We don’t know enough to quantify collapse scenarios accurately, but modern society is “loading the dice” towards the collapse of civilisation.
Daniel Vallstrom says
Kevin McKinney, #91, that claim that you quote is based on common estimates, with uncertainties, of emissions and its consequences. For answers to questions you pose, see e.g. the references in the references I gave. You also underappreciate what ‘civilization ending’ mean.
Daniel Vallstrom says
Nigelj, #94, the discussion was about CO2 pollution.
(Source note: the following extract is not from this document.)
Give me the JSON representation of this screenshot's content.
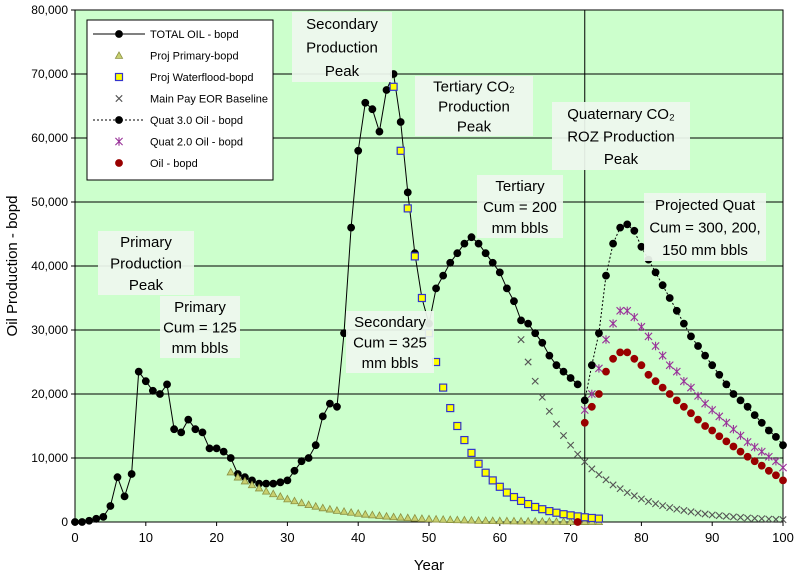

Regardless, the references in the references I gave, and the one below, also cover the new things that you brought up.
Population growth rate is falling since around 1970. The number of children has stopped increasing. Population will stop increasing fairly soon. E.g. the recent [i] reviews population estimates. Or see the references in the references I gave.
This talk of “unknown”, in Kevin McKinney’s #91, in nigelj’s #94, and possibly even to some extent in the Schmidt and Frank paper, borders philosophical nonsense, as in “things are unknown, therefor CERN experiments must stop because they might cause a black hole that will eat Earth”.
[i] From Bottleneck to Breakthrough: Urbanization and the Future of Biodiversity Conservation, Eric W Sanderson Joseph Walston John G Robinson,
https://academic.oup.com/bioscience/advance-article/doi/10.1093/biosci/biy039/4976422
James Cross says
#89 Dan
I think the various theories around hydrothermal vents are the best explanations for origin of life. Nigelj has a link to one of these theories. All evidence is this occurred not that long in geological time after the Earth cooled sufficiently to allow it to happen. So, although it still is and maybe always will be a mystery, it happened in a much shorter time than it took to establish complex life which required almost 4 billion years. But then after we have relatively complex life (by this I mean worms, for example) a whole series of additional evolutionary events had to occur to create a big brained primate with appendages that can manipulate the environment to the extent humans do.
James Cross says
An interesting side question.
If fossils of anatomically modern humans can be found from 200-300 thousand years ago, why didn’t a technological civilization develop during the Eemian interglacial?
Russell says
Is Gavin aware that President Trump has endorsed The Silurian Hypothesis on camera?
Here’s the television interview.
Barton Paul Levenson says
JC 98,
My best guess is that there was never a long enough interglacial for agriculture to be an effective cultural pattern, until the present very long interglacial.